Today marks Solidarity Day, a national holiday in the predominantly Turkic nation located in the South Caucasus, south of Russia and north of Iran, held each December 31. On this day Azerbaijanis celebrate the events, when in 1989 Azerbaijanis living in what was then the Soviet Union and Iran had ended decades of separation and united with their relatives.
In 1989, hundreds of Azerbaijanis flocked from Nakhchivan, an exclave to the southwest of the country’s mainland and bordered by present day Armenia, Iran and Turkey, and dismantled security wires along the Iranian border in a sign of protest against years of separation.
Today roughly 10 million Azerbaijanis live in the Republic of Azerbaijan, the successor to the Azerbaijan Soviet Socialist Republic and the Azerbaijan Democratic Republic – the first independent Azerbaijani Republic that existed for a brief period following the fall of the Russian empire in 1918 and before the Red Army marched southward in April 1920.
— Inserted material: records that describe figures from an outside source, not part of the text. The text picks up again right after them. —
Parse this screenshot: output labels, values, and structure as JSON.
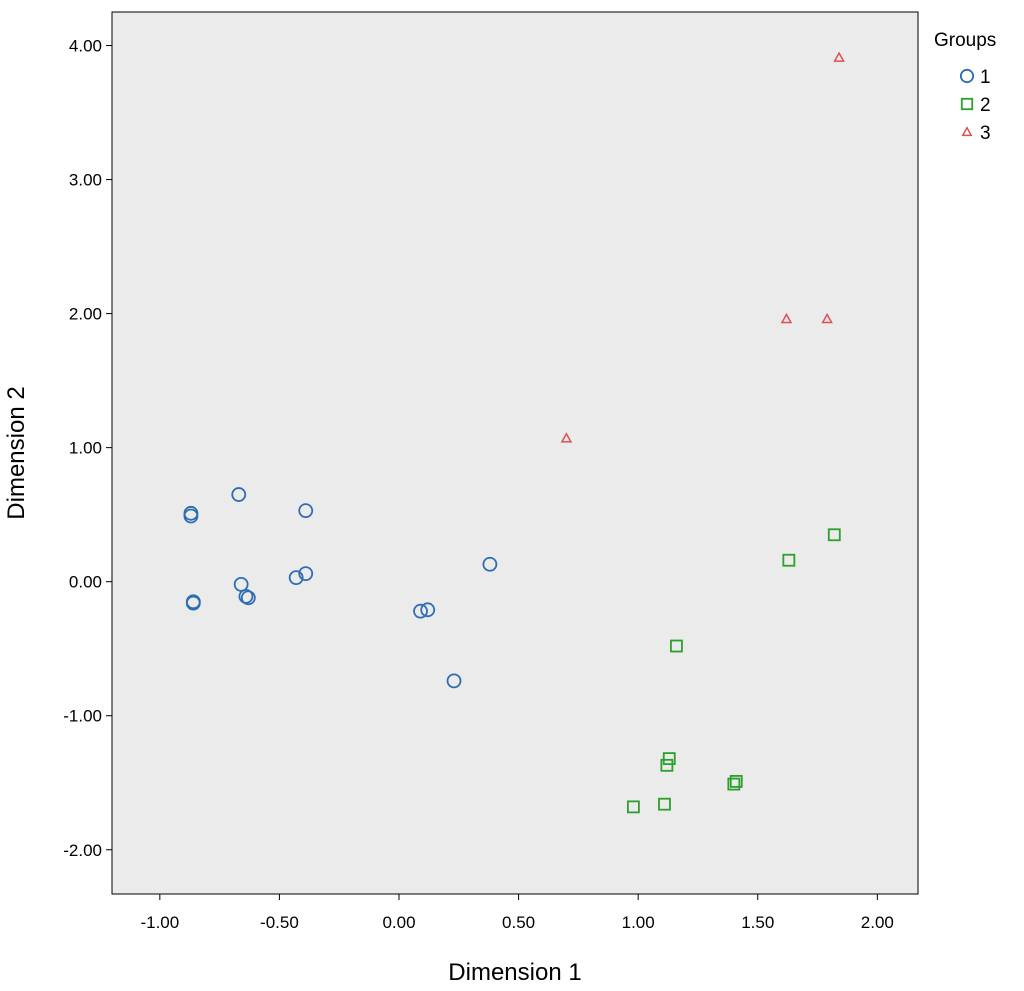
{
  "chart_data": {
    "type": "scatter",
    "title": "",
    "xlabel": "Dimension 1",
    "ylabel": "Dimension 2",
    "xlim": [
      -1.2,
      2.17
    ],
    "ylim": [
      -2.33,
      4.25
    ],
    "xticks": [
      "-1.00",
      "-0.50",
      "0.00",
      "0.50",
      "1.00",
      "1.50",
      "2.00"
    ],
    "xtick_values": [
      -1.0,
      -0.5,
      0.0,
      0.5,
      1.0,
      1.5,
      2.0
    ],
    "yticks": [
      "4.00",
      "3.00",
      "2.00",
      "1.00",
      "0.00",
      "-1.00",
      "-2.00"
    ],
    "ytick_values": [
      4.0,
      3.0,
      2.0,
      1.0,
      0.0,
      -1.0,
      -2.0
    ],
    "grid": false,
    "plot_background": "#ebebeb",
    "legend": {
      "title": "Groups",
      "position": "right"
    },
    "series": [
      {
        "name": "1",
        "marker": "circle",
        "color": "#2e6db5",
        "points": [
          [
            -0.87,
            0.51
          ],
          [
            -0.87,
            0.49
          ],
          [
            -0.86,
            -0.15
          ],
          [
            -0.86,
            -0.16
          ],
          [
            -0.67,
            0.65
          ],
          [
            -0.66,
            -0.02
          ],
          [
            -0.64,
            -0.11
          ],
          [
            -0.63,
            -0.12
          ],
          [
            -0.43,
            0.03
          ],
          [
            -0.39,
            0.06
          ],
          [
            -0.39,
            0.53
          ],
          [
            0.09,
            -0.22
          ],
          [
            0.12,
            -0.21
          ],
          [
            0.23,
            -0.74
          ],
          [
            0.38,
            0.13
          ]
        ]
      },
      {
        "name": "2",
        "marker": "square",
        "color": "#2ca02c",
        "points": [
          [
            0.98,
            -1.68
          ],
          [
            1.11,
            -1.66
          ],
          [
            1.12,
            -1.37
          ],
          [
            1.13,
            -1.32
          ],
          [
            1.16,
            -0.48
          ],
          [
            1.4,
            -1.51
          ],
          [
            1.41,
            -1.49
          ],
          [
            1.63,
            0.16
          ],
          [
            1.82,
            0.35
          ]
        ]
      },
      {
        "name": "3",
        "marker": "triangle",
        "color": "#e05050",
        "points": [
          [
            0.7,
            1.07
          ],
          [
            1.62,
            1.96
          ],
          [
            1.79,
            1.96
          ],
          [
            1.84,
            3.91
          ]
        ]
      }
    ]
  }
}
The largest number of Azerbaijanis living outside of the Republic of Azerbaijan today is in Iran, which accounts for up to 30 million, according to different sources. Turkey comes in at number two, with 3.3 million; and two million reside in Russia according to data compiled by the State Committee of Azerbaijan for Working with Diaspora.
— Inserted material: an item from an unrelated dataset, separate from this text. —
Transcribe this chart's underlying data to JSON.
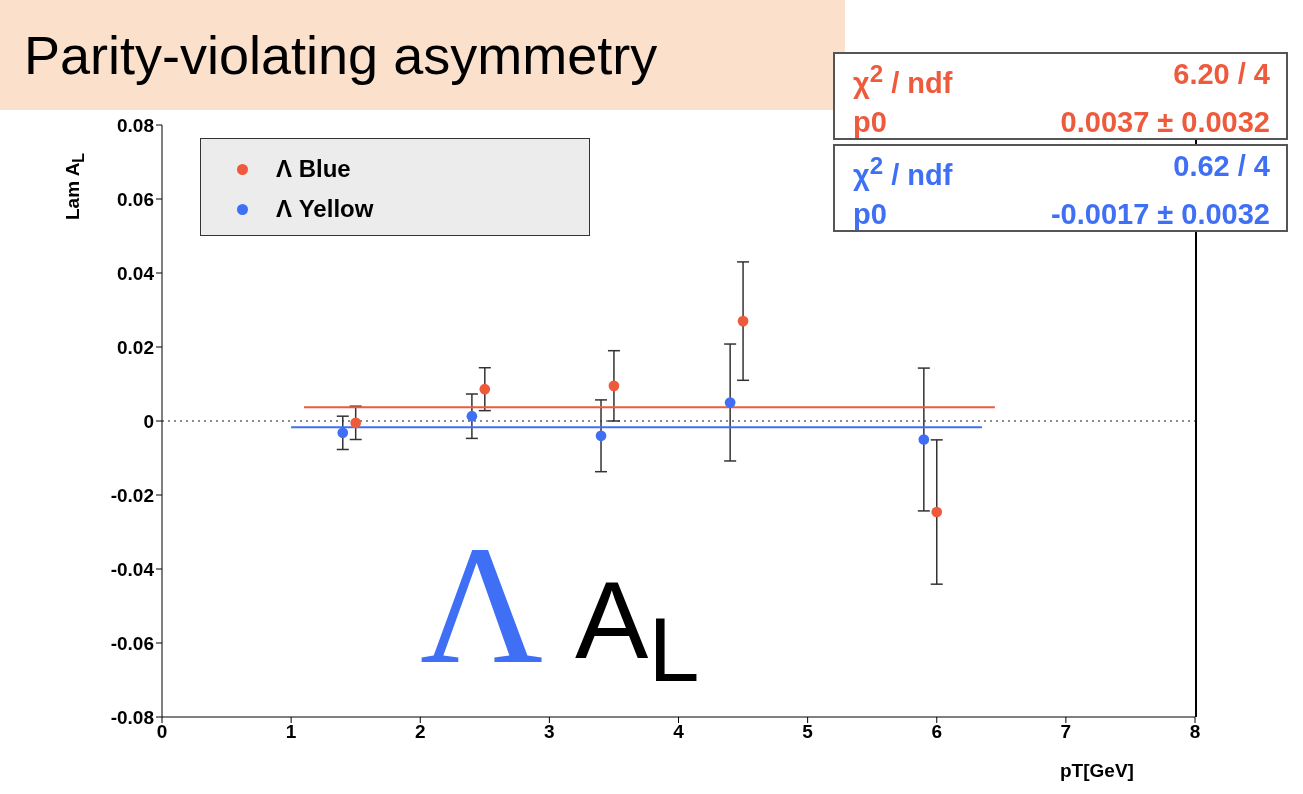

Around a half a million Azerbaijanis live in Georgia, and almost the same number reside in the United States. Germany, the United Kingdom, Ukraine, Canada, Israel, France, Sweden, the Netherlands, Kazakhstan, Uzbekistan, Turkmenistan, Iraq, Syria, China, Japan and Australia are home to more than two million Azerbaijanis combined.
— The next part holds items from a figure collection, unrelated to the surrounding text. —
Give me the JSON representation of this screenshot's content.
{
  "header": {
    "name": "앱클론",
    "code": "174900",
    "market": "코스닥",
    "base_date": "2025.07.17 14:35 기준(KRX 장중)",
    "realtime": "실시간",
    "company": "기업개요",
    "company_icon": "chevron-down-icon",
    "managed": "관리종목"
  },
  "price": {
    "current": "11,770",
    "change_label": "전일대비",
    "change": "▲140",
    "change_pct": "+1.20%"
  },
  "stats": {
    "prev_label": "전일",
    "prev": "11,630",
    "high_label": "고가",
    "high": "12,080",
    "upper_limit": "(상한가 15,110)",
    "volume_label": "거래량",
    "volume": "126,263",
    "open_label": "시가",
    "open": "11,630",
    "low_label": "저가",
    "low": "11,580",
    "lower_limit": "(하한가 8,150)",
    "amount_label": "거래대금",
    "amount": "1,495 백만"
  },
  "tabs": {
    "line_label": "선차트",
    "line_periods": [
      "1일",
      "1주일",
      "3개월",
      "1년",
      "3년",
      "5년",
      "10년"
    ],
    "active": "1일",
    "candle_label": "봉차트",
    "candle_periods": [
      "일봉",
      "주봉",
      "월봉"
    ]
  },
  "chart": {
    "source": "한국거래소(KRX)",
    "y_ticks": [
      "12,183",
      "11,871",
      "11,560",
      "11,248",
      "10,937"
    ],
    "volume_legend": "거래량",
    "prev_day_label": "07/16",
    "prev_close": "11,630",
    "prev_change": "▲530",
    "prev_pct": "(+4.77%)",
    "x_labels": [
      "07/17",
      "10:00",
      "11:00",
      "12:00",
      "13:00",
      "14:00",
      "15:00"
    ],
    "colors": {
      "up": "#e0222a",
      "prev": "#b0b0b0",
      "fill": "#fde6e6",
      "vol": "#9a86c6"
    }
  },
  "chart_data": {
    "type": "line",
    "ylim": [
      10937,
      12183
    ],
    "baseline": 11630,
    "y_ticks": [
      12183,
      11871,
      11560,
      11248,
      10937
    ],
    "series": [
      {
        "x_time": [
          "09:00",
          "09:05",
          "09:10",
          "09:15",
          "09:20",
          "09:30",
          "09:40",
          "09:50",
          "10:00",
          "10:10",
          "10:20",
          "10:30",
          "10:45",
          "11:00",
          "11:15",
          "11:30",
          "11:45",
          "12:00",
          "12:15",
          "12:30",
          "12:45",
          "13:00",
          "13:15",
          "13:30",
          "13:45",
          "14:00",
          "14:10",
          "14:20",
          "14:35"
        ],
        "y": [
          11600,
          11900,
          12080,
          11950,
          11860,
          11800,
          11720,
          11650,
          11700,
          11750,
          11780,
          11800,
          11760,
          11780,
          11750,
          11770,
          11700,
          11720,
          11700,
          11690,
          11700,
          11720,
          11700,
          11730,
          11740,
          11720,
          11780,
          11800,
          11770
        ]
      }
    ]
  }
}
“We have never fallen apart, we are always together in our hearts and minds,” Pasha, an Azerbaijani living in Georgia, told Caspian News. “There is a strong bond among hundreds of thousands of Azerbaijanis living here. We feel always ready to help each other, share each other’s good and bad days. This is how we keep our solidarity soul alive far from the motherland,” he said, adding that he plans to travel to Azerbaijan on the eve of Solidarity Day to celebrate it and New Years with friends and family.
In 1993, President Heydar Aliyev signed a decree making December 31 a national holiday.